Both photo- and radio-luminescence spectra showed bright narrow bands corresponding to $^{5}$D$_{4}$→$^{7}$F$_{j}$ Tb$^{3+}$ electronic transitions (490, 545, 590 and 620 nm respectively for j = 6, 5, 4 and 3). The integrated radio-luminescence emission intensity of DSL:Tb glass was found to be two times higher than that of a BGO single crystal reference, measured at room temperature and in the same experimental conditions. So, the light yield was estimated to be 25000 ph/neutron.
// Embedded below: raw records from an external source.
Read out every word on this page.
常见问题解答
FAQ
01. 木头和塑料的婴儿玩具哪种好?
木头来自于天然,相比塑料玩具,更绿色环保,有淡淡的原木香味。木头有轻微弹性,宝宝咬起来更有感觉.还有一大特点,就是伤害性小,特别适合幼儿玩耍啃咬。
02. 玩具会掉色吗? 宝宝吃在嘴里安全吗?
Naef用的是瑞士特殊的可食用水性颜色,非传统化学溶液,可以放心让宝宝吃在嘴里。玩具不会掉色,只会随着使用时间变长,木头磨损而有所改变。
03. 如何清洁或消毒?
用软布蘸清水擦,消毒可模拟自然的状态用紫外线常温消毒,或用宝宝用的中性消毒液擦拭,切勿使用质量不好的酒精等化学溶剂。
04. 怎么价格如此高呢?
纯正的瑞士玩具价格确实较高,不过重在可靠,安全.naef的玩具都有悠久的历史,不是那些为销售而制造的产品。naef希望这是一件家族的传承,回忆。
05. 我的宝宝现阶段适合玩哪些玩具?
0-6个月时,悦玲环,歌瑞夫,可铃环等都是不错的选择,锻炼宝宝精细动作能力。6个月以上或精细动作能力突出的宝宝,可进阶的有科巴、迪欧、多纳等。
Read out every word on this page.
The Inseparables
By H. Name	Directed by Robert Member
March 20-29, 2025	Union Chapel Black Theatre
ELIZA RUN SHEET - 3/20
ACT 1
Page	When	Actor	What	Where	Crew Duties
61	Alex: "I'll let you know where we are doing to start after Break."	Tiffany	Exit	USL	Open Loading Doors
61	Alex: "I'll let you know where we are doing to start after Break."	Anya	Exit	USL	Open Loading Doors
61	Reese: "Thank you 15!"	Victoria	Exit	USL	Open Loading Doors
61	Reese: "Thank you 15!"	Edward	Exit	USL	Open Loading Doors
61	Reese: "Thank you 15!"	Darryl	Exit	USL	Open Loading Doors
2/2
Although the scintillation kinetic is rather slow due to the forbidden nature of the Tb$^{3+}$ 4f-4f transitions, its high light yield still makes DSL:Tb a very promising material for applications in threshold neutron detectors, where the sensitivity to neutrons is particularly important.
[1] A. Vedda e al., Chem. of Materials, 18, 6178 (2006).
[2] P. Lecoq, A. Gektin, M. Korzhik, Inorganic Scintillators for Detector Systems: Physical Principles and Crystal Engineering, Springer International Publishing (2016).